Students are wishing they were in the classroom, but making do with the situation.
“I would rather be in the weight room right now, [but I’m using] my own body weight and doing push-ups and sit-ups,” freshman Oscar Weigel says.
Dance students also deal with the struggle of performing physical actions, or in their case choreography, online and have had to alter their learning habits.
“My teacher has us participate in weekly dance classes taught by other classmates in the program, which is really fun because we get to support each other and encourage choreographic skills,” says junior Alexa Julian, who takes Dance IV.
Since dance students will be unable to perform in front of an audience, teacher Kristine Tarozi has altered her students’ focus to a new project that will hopefully make up for the loss of performances.
“We will choreograph pieces to put together in videos,” says sophomore Sage Melton, a Dance IV student and Tarozzi’s daughter. “Although the situation for these classes is not ideal, they are a way for me to destress in the middle of hours of online school.”
Dance isn’t the only course looking for a virtual way to display the year’s work. Grace Poletti, who teaches Drama at CHS, is having her students focus on a virtual production premiering when the semester ends, as well as other little projects involving scene analysis and the growing phenomena of voice-overs.
“The voice-over area is actually booming despite the shut down of most parts of theater and film, and it is a job that can be done remotely,” says Poletti. “In fact, remote V.O. is becoming the norm…so this is an excellent opportunity to study something we have never covered before.”

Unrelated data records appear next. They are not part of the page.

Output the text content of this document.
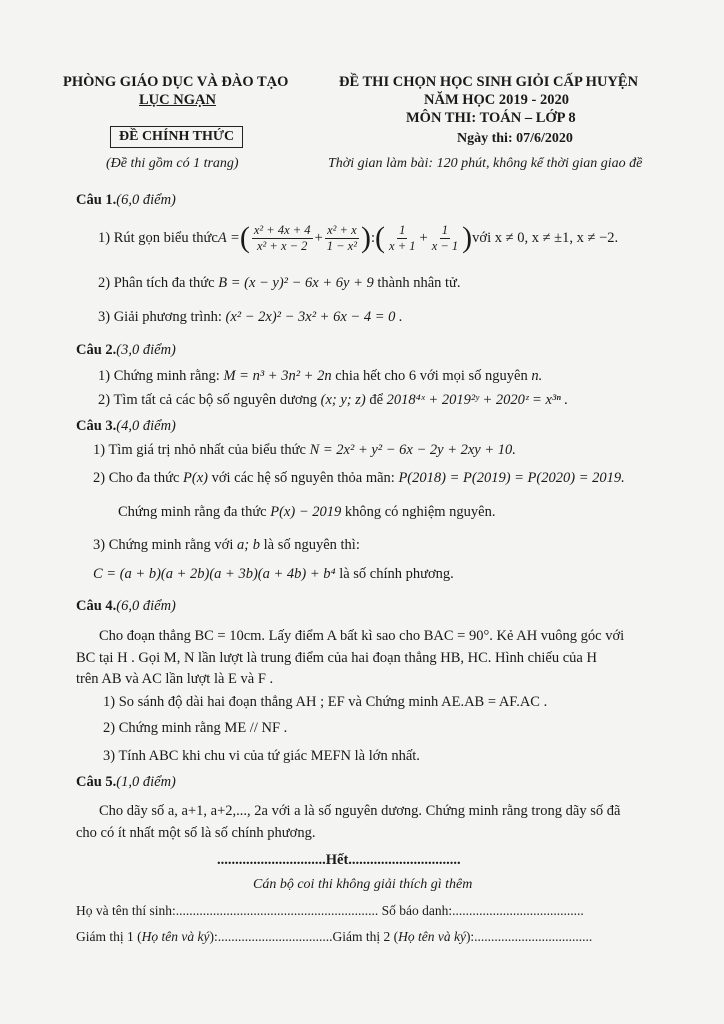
PHÒNG GIÁO DỤC VÀ ĐÀO TẠO
LỤC NGẠN
ĐỀ CHÍNH THỨC
(Đề thi gồm có 1 trang)
ĐỀ THI CHỌN HỌC SINH GIỎI CẤP HUYỆN
NĂM HỌC 2019 - 2020
MÔN THI: TOÁN – LỚP 8
Ngày thi: 07/6/2020
Thời gian làm bài: 120 phút, không kể thời gian giao đề
Câu 1.(6,0 điểm)
1) Rút gọn biểu thức A = ( $\frac{\text{x² + 4x + 4}}{\text{x² + x − 2}} + \frac{\text{x² + x}}{\text{1 − x²}}$ ) : ( $\frac{1}{x + 1} + \frac{1}{x - 1}$ ) với x ≠ 0, x ≠ ±1, x ≠ −2.
2) Phân tích đa thức B = (x − y)² − 6x + 6y + 9 thành nhân tử.
3) Giải phương trình: (x² − 2x)² − 3x² + 6x − 4 = 0 .
Câu 2.(3,0 điểm)
1) Chứng minh rằng: M = n³ + 3n² + 2n chia hết cho 6 với mọi số nguyên n.
2) Tìm tất cả các bộ số nguyên dương (x; y; z) để 2018⁴ˣ + 2019²ʸ + 2020ᶻ = x³ⁿ .
Câu 3.(4,0 điểm)
1) Tìm giá trị nhỏ nhất của biểu thức N = 2x² + y² − 6x − 2y + 2xy + 10.
2) Cho đa thức P(x) với các hệ số nguyên thỏa mãn: P(2018) = P(2019) = P(2020) = 2019.
Chứng minh rằng đa thức P(x) − 2019 không có nghiệm nguyên.
3) Chứng minh rằng với a; b là số nguyên thì:
C = (a + b)(a + 2b)(a + 3b)(a + 4b) + b⁴ là số chính phương.
Câu 4.(6,0 điểm)
Cho đoạn thẳng BC = 10cm. Lấy điểm A bất kì sao cho BAC = 90°. Kẻ AH vuông góc với
BC tại H . Gọi M, N lần lượt là trung điểm của hai đoạn thẳng HB, HC. Hình chiếu của H
trên AB và AC lần lượt là E và F .
1) So sánh độ dài hai đoạn thẳng AH ; EF và Chứng minh AE.AB = AF.AC .
2) Chứng minh rằng ME // NF .
3) Tính ABC khi chu vi của tứ giác MEFN là lớn nhất.
Câu 5.(1,0 điểm)
Cho dãy số a, a+1, a+2,..., 2a với a là số nguyên dương. Chứng minh rằng trong dãy số đã
cho có ít nhất một số là số chính phương.
..............................Hết...............................
Cán bộ coi thi không giải thích gì thêm
Họ và tên thí sinh:............................................................ Số báo danh:.......................................
Giám thị 1 (Họ tên và ký):..................................Giám thị 2 (Họ tên và ký):...................................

In Band, Orchestra and Digital Music classes, teacher Brian Handley is having his students uncover music theory, an idea new to most of them that wouldn’t otherwise be taught if the circumstances were normal.
“Handley is having us sign up for websites that offer music theory lessons or any kind of musical education, such as Soundtrap,” senior Orchestra student Kento Husted says, “[which is] similar to GarageBand, and it allows students to record, share or collaborate with others to make music.”
Although interested in the topic of music theory, music students really want nothing more than to be playing in a classroom with the entire group. Playing an instrument is always more enjoyable with people who also express an interest and a passion for music.
“Although I am excited to see what this year has to offer, nothing can replace the excitement and satisfaction that in-person Band brings to the table,” says Sophia Cho, a sophomore Band student. “The connections and teamwork in Band is what makes it so special–online school wipes this away entirely.”
Like anyone, teens can find it hard to adapt to this change knowing what they would have been doing if school was in-person, even in classes where there doesn’t necessarily need to be a group setting to make it fun, such as Art.
“I obviously wish we were in school because it is much easier to do art there and use all the provided materials and we can have more instruction,” Art 2/3 sophomore Peyton Kelly says.
One of the problems posed by distance learning has been how to supply students with materials. Despite the school hosting days where students could swing by and pick things up, for classes like Art those supplies couldn’t be handed out whether it be because of a limited amount or the expense, so teachers have had to put some units on pause as a result.
“Our teacher right now is having us use just a pencil to sketch,” Art 1 freshman Morgan Mayer says. “I know that we will be receiving some art supplies later, so I am good with just sketching for now.”
More than anything, kids just want to be back in the classroom, something they thought they’d never say. They miss the environment, they miss their friends, and they miss being able to easily follow along with hands-on electives. And teachers are in the same boat as them: They want to be with their students in a classroom.
Lederle can’t wait to share her passion for photography with students in person: “I hope when we do return, it will feel like a celebration.”